強制収容所の場所

Arrested: December 1941


Sand Island Internment Camp, Honolulu, Oahu Island


This internee was among 166 men (mostly Issei) who were sent on the second transfer ship for internment in U.S. Army and Justice Department camps on the Mainland. These men were sent together from camp to camp, with some paroled to War Relocation Authority camps to reunite with family or transferred for repatriation to Japan. This internee was in a sub-group of Second Transfer Group internees who were sent from Livingston to Missoula before being transferred to Santa Fe.


Angel Island Detention Facility, California

3月 1942 - 4月 1942


Fort Sill Internment Camp, Oklahoma

4月 1942 - 5月 1942


Camp Livingston Internment Camp, Louisiana

6月 1942 - 6月 1943


Fort Missoula Internment Camp, Montana

6月 1943 - 4月 1944


Santa Fe Internment Camp, New Mexico

4月 1944 - 6月 1944


Paroled to Lakewood, Ohio

6月 1944 - 7月 1945


Returned to Hawaii: July 1945

In the summer of 1945, the U.S. Army allowed ten of Hawaii's 160 internees with sons serving in the military to return to the islands.

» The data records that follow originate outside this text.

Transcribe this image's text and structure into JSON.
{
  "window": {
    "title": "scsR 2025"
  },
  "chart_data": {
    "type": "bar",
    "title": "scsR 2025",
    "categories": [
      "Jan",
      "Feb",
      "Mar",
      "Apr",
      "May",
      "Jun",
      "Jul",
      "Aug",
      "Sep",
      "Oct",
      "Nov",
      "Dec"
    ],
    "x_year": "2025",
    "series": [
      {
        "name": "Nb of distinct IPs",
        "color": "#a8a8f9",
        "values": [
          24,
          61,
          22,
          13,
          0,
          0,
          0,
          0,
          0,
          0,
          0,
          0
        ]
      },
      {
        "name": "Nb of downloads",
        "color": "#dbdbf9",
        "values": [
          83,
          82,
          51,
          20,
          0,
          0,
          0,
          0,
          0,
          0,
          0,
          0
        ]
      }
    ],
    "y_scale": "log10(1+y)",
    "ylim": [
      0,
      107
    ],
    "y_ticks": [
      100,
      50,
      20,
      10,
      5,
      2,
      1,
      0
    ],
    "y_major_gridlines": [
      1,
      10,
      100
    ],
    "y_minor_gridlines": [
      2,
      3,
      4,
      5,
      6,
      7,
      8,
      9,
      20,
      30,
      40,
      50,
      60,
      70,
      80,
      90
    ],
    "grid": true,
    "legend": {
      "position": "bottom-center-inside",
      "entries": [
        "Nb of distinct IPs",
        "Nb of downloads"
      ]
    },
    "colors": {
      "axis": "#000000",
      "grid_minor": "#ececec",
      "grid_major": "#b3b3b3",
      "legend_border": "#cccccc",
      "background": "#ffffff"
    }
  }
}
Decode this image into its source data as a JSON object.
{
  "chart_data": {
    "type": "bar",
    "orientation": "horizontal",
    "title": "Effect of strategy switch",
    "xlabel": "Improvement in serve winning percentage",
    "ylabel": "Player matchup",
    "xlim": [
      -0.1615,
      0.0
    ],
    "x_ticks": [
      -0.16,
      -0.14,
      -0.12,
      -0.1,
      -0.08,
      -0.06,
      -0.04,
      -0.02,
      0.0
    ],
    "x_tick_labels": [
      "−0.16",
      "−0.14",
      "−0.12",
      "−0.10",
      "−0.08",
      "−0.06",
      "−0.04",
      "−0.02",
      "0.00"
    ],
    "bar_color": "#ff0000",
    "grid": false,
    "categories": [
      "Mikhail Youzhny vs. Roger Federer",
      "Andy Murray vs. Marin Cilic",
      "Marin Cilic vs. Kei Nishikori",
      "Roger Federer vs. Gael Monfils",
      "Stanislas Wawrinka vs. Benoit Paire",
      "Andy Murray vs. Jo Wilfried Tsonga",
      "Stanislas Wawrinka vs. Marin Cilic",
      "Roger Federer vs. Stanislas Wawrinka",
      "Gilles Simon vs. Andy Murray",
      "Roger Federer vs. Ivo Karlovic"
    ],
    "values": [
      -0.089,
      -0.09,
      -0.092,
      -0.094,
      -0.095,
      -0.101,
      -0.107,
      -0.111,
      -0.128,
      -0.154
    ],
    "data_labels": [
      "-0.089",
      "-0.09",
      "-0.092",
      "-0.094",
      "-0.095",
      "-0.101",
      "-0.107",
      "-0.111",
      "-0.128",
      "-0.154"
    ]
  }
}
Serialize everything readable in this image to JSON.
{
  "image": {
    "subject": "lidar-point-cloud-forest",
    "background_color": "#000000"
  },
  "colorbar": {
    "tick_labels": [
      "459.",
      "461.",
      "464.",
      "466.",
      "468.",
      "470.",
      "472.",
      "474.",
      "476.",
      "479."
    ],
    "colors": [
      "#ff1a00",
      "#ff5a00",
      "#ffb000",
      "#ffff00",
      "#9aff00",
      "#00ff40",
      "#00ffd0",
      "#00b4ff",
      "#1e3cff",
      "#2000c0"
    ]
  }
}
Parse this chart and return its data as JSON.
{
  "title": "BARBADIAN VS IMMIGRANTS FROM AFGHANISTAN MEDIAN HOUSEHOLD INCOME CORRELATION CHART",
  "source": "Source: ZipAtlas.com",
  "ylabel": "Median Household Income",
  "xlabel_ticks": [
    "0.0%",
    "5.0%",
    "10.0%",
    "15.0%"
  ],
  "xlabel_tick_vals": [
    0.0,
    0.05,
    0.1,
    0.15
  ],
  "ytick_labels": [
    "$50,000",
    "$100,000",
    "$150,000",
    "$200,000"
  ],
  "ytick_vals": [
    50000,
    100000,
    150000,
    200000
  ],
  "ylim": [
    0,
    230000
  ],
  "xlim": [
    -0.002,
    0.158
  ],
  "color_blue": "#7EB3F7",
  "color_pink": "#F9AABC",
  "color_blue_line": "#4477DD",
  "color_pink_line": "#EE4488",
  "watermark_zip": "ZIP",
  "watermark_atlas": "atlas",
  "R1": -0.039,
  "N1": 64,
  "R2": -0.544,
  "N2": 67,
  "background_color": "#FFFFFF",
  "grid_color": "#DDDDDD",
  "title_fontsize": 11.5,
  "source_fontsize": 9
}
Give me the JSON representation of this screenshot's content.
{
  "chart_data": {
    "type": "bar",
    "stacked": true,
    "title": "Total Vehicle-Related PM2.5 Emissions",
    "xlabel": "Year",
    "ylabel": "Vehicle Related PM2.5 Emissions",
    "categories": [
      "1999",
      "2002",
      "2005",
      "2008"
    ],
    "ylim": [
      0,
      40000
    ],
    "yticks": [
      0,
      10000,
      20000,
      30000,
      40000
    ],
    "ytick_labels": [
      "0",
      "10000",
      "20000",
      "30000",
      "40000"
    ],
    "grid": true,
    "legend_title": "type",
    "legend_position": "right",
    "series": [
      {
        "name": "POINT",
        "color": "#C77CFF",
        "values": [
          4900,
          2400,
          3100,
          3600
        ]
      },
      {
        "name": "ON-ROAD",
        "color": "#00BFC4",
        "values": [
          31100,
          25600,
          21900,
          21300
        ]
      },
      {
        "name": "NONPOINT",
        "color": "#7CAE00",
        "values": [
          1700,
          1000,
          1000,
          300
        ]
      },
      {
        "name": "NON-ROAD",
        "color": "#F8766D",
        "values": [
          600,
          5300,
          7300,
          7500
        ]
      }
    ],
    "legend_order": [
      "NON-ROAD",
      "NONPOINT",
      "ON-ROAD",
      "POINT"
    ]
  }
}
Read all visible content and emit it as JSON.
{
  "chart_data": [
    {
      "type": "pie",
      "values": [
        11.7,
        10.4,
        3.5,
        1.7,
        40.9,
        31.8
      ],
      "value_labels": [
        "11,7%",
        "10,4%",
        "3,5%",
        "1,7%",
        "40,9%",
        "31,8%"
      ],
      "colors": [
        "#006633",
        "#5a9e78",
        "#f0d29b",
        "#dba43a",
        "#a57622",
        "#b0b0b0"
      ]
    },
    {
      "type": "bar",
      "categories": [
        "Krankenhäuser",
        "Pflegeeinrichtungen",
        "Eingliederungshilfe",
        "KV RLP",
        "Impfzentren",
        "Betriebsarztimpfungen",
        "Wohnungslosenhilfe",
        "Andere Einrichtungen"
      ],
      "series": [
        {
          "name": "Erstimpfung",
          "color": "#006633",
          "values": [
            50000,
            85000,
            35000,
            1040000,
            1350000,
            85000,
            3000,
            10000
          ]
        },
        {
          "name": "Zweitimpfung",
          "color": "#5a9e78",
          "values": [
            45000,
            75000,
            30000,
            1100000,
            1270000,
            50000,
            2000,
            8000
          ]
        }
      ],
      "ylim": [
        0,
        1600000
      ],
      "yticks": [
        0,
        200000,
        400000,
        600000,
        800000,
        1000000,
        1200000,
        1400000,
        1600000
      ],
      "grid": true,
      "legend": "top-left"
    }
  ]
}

As an assistant to the prominent Honolulu pastor Takie Okumura, Kametaro Maeda aided in the establishment of the Makiki Christian Church at the turn of the 20th century and preached to early Japanese immigrants of the Ewa Sugar Plantation on Oahu Island in the decades before the war.

While Maeda remained under incarceration on the mainland, son Wallace Michio Maeda was serving in the U.S. military as a sergeant with the 100th Infantry Battalion. Other internees with soldier sons who returned in the summer of 1945 were Ryosei Aka, Ryozo Izutsu, Kichitaro Kawauchi, Teiichiro Maehara, Tamehachi Makihira, Nobuichi Miura, Kyoichi Miyata, Hanzo Shimoda, and Nekketsu Takei.